WashingtonDie kommenden Monate könnten den USA einen enormen Anstieg der Todesopfer durch die Folgen einer Corona-Erkrankung bringen. Das geht aus Berechnungen des Instituts IHME der Universität Washington in Seattle hervor. Bis zum 1. Dezember könnten nach ihrem weithin beachteten Modell in den USA insgesamt fast 300.000 Menschen nach einer Infektion mit dem Coronavirus sterben. Das wären rund 140.000 Tote mehr als derzeit. Vor der jüngsten starken Zunahme der Neuinfektionen in den USA hatte das Modell bis 1. November noch mit rund 230.000 Toten gerechnet.

Allerdings zeigen die Berechnungen der Forscher auch: Wenn 95 Prozent der Menschen in der Öffentlichkeit stets Masken trügen, könnte die Zahl der Opfer bis 1. Dezember mit rund 228.000 deutlich geringer ausfallen.

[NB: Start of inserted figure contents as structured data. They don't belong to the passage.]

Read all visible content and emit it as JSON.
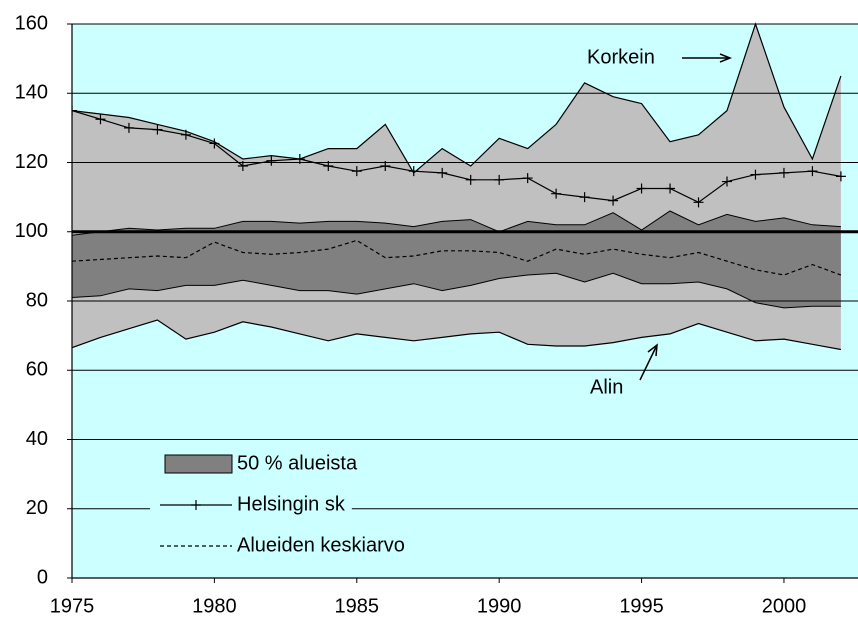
{
  "chart_data": {
    "type": "band-line",
    "x": [
      1975,
      1976,
      1977,
      1978,
      1979,
      1980,
      1981,
      1982,
      1983,
      1984,
      1985,
      1986,
      1987,
      1988,
      1989,
      1990,
      1991,
      1992,
      1993,
      1994,
      1995,
      1996,
      1997,
      1998,
      1999,
      2000,
      2001,
      2002
    ],
    "xlim": [
      1975,
      2002.6
    ],
    "xticks": [
      1975,
      1980,
      1985,
      1990,
      1995,
      2000
    ],
    "ylim": [
      0,
      160
    ],
    "yticks": [
      0,
      20,
      40,
      60,
      80,
      100,
      120,
      140,
      160
    ],
    "grid": true,
    "reference": 100,
    "background": "#ccffff",
    "legend": "lower left",
    "bands": [
      {
        "name": "50 % alueista",
        "color": "#808080",
        "upper": [
          99,
          100,
          101,
          100.5,
          101,
          101,
          103,
          103,
          102.5,
          103,
          103,
          102.5,
          101.5,
          103,
          103.5,
          100,
          103,
          102,
          102,
          105.5,
          100.5,
          106,
          102,
          105,
          103,
          104,
          102,
          101.5
        ],
        "lower": [
          81,
          81.5,
          83.5,
          83,
          84.5,
          84.5,
          86,
          84.5,
          83,
          83,
          82,
          83.5,
          85,
          83,
          84.5,
          86.5,
          87.5,
          88,
          85.5,
          88,
          85,
          85,
          85.5,
          83.5,
          79.5,
          78,
          78.5,
          78.5
        ]
      }
    ],
    "range_color": "#c0c0c0",
    "series": [
      {
        "name": "Korkein",
        "color": "#000000",
        "values": [
          135,
          134,
          133,
          131,
          129,
          126,
          121,
          122,
          121,
          124,
          124,
          131,
          117,
          124,
          119,
          127,
          124,
          131,
          143,
          139,
          137,
          126,
          128,
          135,
          160,
          136,
          121,
          145
        ]
      },
      {
        "name": "Alin",
        "color": "#000000",
        "values": [
          66.5,
          69.5,
          72,
          74.5,
          69,
          71,
          74,
          72.5,
          70.5,
          68.5,
          70.5,
          69.5,
          68.5,
          69.5,
          70.5,
          71,
          67.5,
          67,
          67,
          68,
          69.5,
          70.5,
          73.5,
          71,
          68.5,
          69,
          67.5,
          66
        ]
      },
      {
        "name": "Helsingin sk",
        "color": "#000000",
        "marker": "+",
        "values": [
          135,
          132.5,
          130,
          129.5,
          128,
          125.5,
          119,
          120.5,
          121,
          119,
          117.5,
          119,
          117.5,
          117,
          115,
          115,
          115.5,
          111,
          110,
          109,
          112.5,
          112.5,
          108.5,
          114.5,
          116.5,
          117,
          117.5,
          116
        ]
      },
      {
        "name": "Alueiden keskiarvo",
        "color": "#000000",
        "dash": true,
        "values": [
          91.5,
          92,
          92.5,
          93,
          92.5,
          97,
          94,
          93.5,
          94,
          95,
          97.5,
          92.5,
          93,
          94.5,
          94.5,
          94,
          91.5,
          95,
          93.5,
          95,
          93.5,
          92.5,
          94,
          91.5,
          89,
          87.5,
          90.5,
          87.5
        ]
      }
    ]
  }
}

Forscher sprechen von „tödlichem Kreislauf“

„Wir erleben in den Vereinigten Staaten eine Achterbahnfahrt“, erklärte Institutsdirektor Christopher Murray laut der Deutschen Presse-Agentur. Sobald die Infektionen in einem Gebiet dramatisch ansteigen, tragen die Menschen Masken und befolgen die nötigen Vorsichtsmaßnahmen, sobald sich die Situation entspanne, verflüchtige sich aber auch die Vorsicht wieder, wie Murray kritisierte. „Das führt natürlich zu mehr Infektionen. Und der womöglich tödliche Kreislauf beginnt wieder von vorne“, sagte er.

Bislang sind in den USA mehr als 160.000 Menschen nach einer Infektion mit dem Erreger Sars-CoV-2 gestorben, wie Daten der Universität Johns Hopkins zeigen. Landesweit gibt es inzwischen fast fünf Millionen bestätigte Corona-Infektionen. Seit Mitte Juni hat die Zahl der Neuinfektionen in den USA wieder deutlich zugenommen. Im Schnitt meldeten die Behörden zuletzt rund 60.000 Neuinfektionen pro Tag – vor allem in Bundesstaaten im Süden und Westen des Landes.